On a hilltop of Horn Island, a monument to the memory of the mariners lost in the waters off Cape Horn keeps watch. The interior outline of its facing steel sheets form the image of a wandering albatross in flight; a nearby marble plaque is inscribed with a Spanish poem by Chilean Sara Vial:

I am the albatross that waits for you
at the end of the world.
I am the forgotten souls of dead mariners
who passed Cape Horn
from all the oceans of the earth.
But they did not die
in the furious waves.
Today they sail on my wings
toward eternity,
in the last crack
of Antarctic winds.

Eventually one has to rise and accept that what remains is not inherently deficient. The remainder can be multiplied and added back in to the whole. It can be restated. My deficiency was not causing the death of my husband. My deficiency was what I had made of myself or had not made of myself. The deficiency is the lack of what should have been. The remainder was mine to make whole.

I recently ran into the psychologist. We hugged, Ellen and me, in a way we could not when I was her patient – tightly, as friends. I asked about her and she asked about me, how I am doing, what I am doing. I am grateful, I told her. Content, happy, impassioned. I study writing. I write. I write about Mike and Scott and me. And through that writing I find as many questions as I do answers, but I also mine bits and chunks of clarity and understanding. I eke out truth and madness and peace. I give voice to my life.

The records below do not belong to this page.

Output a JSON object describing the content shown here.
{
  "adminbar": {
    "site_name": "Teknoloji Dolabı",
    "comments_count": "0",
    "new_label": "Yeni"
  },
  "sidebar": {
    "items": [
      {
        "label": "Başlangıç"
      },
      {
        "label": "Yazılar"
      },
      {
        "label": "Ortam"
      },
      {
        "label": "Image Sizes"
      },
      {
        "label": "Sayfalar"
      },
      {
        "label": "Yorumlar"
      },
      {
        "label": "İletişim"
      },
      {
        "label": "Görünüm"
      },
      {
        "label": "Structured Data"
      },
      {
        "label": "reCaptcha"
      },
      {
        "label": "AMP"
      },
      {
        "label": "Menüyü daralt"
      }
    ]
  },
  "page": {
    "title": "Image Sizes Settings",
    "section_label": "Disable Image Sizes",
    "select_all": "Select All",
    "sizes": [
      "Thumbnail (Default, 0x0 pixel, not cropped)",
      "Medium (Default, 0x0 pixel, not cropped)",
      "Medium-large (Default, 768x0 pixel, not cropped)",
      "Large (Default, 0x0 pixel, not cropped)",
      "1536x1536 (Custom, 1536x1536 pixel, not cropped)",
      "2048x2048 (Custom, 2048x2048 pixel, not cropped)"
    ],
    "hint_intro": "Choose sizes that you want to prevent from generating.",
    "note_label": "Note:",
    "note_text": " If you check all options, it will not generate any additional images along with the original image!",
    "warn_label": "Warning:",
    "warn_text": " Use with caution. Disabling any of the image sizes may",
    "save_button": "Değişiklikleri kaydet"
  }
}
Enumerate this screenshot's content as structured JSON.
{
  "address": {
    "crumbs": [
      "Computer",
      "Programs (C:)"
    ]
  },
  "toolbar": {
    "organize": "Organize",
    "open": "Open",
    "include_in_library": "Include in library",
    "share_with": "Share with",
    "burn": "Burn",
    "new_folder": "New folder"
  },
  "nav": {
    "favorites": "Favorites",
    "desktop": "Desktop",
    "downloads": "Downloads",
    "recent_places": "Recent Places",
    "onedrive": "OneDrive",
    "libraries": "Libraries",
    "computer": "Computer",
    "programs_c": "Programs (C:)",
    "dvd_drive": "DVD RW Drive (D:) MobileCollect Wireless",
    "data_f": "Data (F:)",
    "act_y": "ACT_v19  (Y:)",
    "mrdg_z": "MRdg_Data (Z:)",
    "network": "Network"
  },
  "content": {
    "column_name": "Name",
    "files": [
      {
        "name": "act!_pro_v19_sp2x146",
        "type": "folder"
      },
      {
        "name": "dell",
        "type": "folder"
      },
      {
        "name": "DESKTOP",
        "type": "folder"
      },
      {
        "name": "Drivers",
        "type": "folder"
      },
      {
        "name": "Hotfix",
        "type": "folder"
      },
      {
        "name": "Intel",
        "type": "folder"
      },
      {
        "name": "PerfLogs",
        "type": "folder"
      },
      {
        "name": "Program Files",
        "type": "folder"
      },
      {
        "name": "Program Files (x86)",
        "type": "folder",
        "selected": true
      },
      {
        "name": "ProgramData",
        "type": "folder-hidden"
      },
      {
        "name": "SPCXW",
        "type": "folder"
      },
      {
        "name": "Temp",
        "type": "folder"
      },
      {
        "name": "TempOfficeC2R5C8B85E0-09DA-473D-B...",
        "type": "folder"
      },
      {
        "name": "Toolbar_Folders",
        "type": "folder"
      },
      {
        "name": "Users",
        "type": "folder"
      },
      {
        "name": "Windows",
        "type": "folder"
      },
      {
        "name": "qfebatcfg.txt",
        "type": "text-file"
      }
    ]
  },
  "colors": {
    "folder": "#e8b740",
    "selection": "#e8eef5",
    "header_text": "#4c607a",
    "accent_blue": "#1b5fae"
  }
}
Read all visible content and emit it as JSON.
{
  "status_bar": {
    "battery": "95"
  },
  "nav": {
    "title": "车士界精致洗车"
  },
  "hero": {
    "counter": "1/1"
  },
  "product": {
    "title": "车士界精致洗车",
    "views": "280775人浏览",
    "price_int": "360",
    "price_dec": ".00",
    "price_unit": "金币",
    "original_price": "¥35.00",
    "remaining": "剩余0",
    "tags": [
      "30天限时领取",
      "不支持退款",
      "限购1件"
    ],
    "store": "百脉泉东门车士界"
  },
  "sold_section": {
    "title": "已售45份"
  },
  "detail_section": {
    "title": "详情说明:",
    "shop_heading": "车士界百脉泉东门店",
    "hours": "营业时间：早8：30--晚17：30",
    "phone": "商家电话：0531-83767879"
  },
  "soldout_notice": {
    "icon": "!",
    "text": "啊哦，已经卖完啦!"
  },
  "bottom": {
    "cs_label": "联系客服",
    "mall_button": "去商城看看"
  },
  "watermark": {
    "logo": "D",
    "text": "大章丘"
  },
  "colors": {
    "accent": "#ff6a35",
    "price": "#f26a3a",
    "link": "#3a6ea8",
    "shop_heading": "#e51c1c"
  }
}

It is hard to brave a passage without imagining what lies beyond the isthmus, but I must brave one passage or the other. I must move forward. I cannot float in the gulf of the aftermath of suicide. There, I will only meet the constant tempest of guilt and unanswerable questions. The simplest route is through the isthmus, but that confining space gives no answers, it belongs to another country, another people. The confines of the canal repel me and force me around to the bottom of the world, through the Sailor’s Graveyard. And I wonder if the journey will ever yield the brave explorer’s triumph or if I will succumb to the thrashing of the waves.